Feature | Supported |
---|---|
Run SQL queries | Yes — SQL Warehouse Connection only |
Read and write data with a Table gem | Yes — SQL Warehouse Connection only |
Read data with a Source gem | Yes |
Write data with a Target gem | Yes |
Browse data in the Environment browser | Yes |
Connection parameters
To create a connection with Databricks, enter the following parameters.
Parameter | Description |
---|---|
Connection Name | Name to identify your connection. |
JDBC URL | URL to connect to your SQL warehouse Example: jdbc:databricks://<databricks-instance>:443/default;transportMode=http;ssl=1;AuthMech=3;httpPath=/sql/1.0/warehouses/<warehouse-id> |
Catalog | Default write location for target tables. |
Schema | Default write location for target tables. |
Authentication method | How you want to authenticate your Databricks account. Learn more in Authentication methods. |
When you use Databricks as your primary SQL warehouse, Prophecy also uses the catalog and schema you define in the connection to store temporary tables during pipeline execution. Therefore, you must have write access to the schema in Databricks. To avoid conflicts, define distinct catalog and schema locations for each fabric.
Authentication methods
You can configure your Databricks connection using the following authentication methods.
OAuth
When you choose Databricks OAuth for the authentication method, there are two modes.
OAuth Method | Description | Use cases |
---|---|---|
User | Each user signs in with their own Databricks account when prompted during interactive sessions. | Development workflows, testing, or when real-time user interaction is needed. |
Service Principal | Prophecy uses a service principal to authenticate without user interaction. | Automated or scheduled pipelines that require stable, long-term access without re-authentication interruptions. |
Choose the appropriate OAuth method
We recommend using separate fabrics for development and production environments. Each fabric should use a different OAuth method to align with its purpose.
-
Development fabric: Utilize user-based OAuth.

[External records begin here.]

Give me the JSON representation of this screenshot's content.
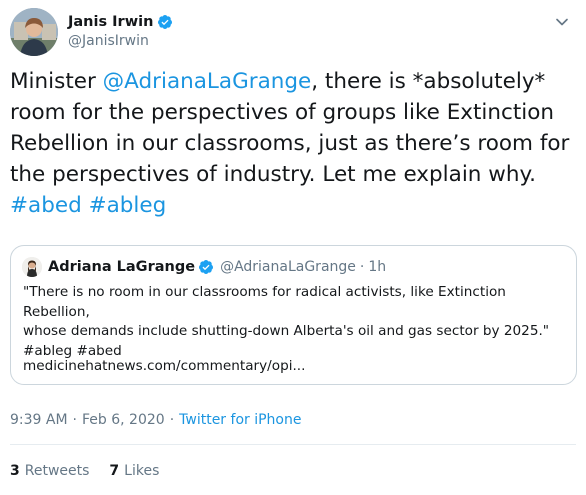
{
  "author": {
    "display_name": "Janis Irwin",
    "handle": "@JanisIrwin",
    "verified": true
  },
  "tweet": {
    "segments": [
      {
        "text": "Minister ",
        "type": "text"
      },
      {
        "text": "@AdrianaLaGrange",
        "type": "mention"
      },
      {
        "text": ", there is *absolutely* room for the perspectives of groups like Extinction Rebellion in our classrooms, just as there’s room for the perspectives of industry. Let me explain why. ",
        "type": "text"
      },
      {
        "text": "#abed",
        "type": "hashtag"
      },
      {
        "text": " ",
        "type": "text"
      },
      {
        "text": "#ableg",
        "type": "hashtag"
      }
    ]
  },
  "quote": {
    "display_name": "Adriana LaGrange",
    "handle": "@AdrianaLaGrange",
    "separator": "·",
    "time": "1h",
    "verified": true,
    "text_lines": [
      "\"There is no room in our classrooms for radical activists, like Extinction Rebellion,",
      "whose demands include shutting-down Alberta's oil and gas sector by 2025.\"",
      "#ableg #abed"
    ],
    "link": "medicinehatnews.com/commentary/opi..."
  },
  "meta": {
    "time": "9:39 AM",
    "separator": "·",
    "date": "Feb 6, 2020",
    "source": "Twitter for iPhone"
  },
  "stats": {
    "retweets_count": "3",
    "retweets_label": "Retweets",
    "likes_count": "7",
    "likes_label": "Likes"
  },
  "colors": {
    "link": "#1b95e0",
    "verified": "#1da1f2",
    "secondary_text": "#657786",
    "border": "#ccd6dd"
  },
  "icons": {
    "verified": "verified-badge-icon",
    "caret": "chevron-down-icon"
  }
}
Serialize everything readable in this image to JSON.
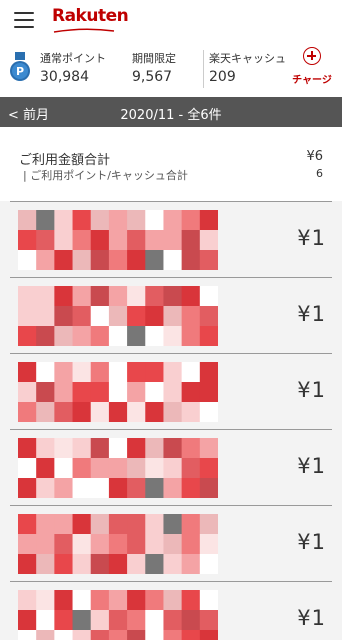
{
  "header": {
    "logo_text": "Rakuten",
    "brand_color": "#bf0000",
    "menu_icon": "hamburger-icon"
  },
  "points": {
    "icon": "rakuten-point-icon",
    "regular": {
      "label": "通常ポイント",
      "value": "30,984"
    },
    "limited": {
      "label": "期間限定",
      "value": "9,567"
    },
    "cash": {
      "label": "楽天キャッシュ",
      "value": "209"
    },
    "charge": {
      "label": "チャージ",
      "icon": "plus-circle-icon"
    }
  },
  "month_bar": {
    "prev_label": "< 前月",
    "title": "2020/11 - 全6件"
  },
  "summary": {
    "total_label": "ご利用金額合計",
    "total_value": "¥6",
    "points_label": "| ご利用ポイント/キャッシュ合計",
    "points_value": "6"
  },
  "transactions": [
    {
      "amount": "¥1"
    },
    {
      "amount": "¥1"
    },
    {
      "amount": "¥1"
    },
    {
      "amount": "¥1"
    },
    {
      "amount": "¥1"
    },
    {
      "amount": "¥1"
    }
  ]
}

Developers authenticate using their own Databricks accounts so they only have access to the correct set of resources. Regular re-authentication enforces better security and reflects changes in individual user permissions.
-
Production fabric: Use service principal-based OAuth.
For automated or scheduled pipelines, use a service principal to ensure uninterrupted access. Unlike user identities, service principals don't expire or become deactivated, so pipelines continue running reliably. Limit fabric access to trusted users, since all members share the service principal’s credentials.
You can use User OAuth to schedule pipelines without service principal credentials. However, you'll need to periodically re-authenticate each Databricks connection in the fabric to keep schedules running.
Because Prophecy can't retrieve the exact token expiration time from Databricks, it estimates when to prompt you for re-authentication. To avoid interruptions, we recommend switching to Service Principal OAuth when deploying projects to production.
Personal Access Token (PAT)
When you choose Personal Access Token (PAT) for the authentication method, you'll authenticate using a Databricks personal access token. When you set up the connection, you will use a secret to enter your PAT.
Using the PAT authentication method:
- All team members who have access to the fabric can use the connection in their projects.
- No additional authentication is required. Team members automatically inherit the access and permissions of the stored connection credentials.
Fetching data
Prophecy fetches data from Databricks connections in the following ways:
-
When you browse a Databricks connection in the Environment browser, Prophecy fetches data on demand as you expand folders. You can manually refresh the Environment browser to see updated files.
-
When a pipeline runs, Source gems will read the latest available version of the data. If the schema of your data in Databricks changes, Prophecy will automatically use the new schema.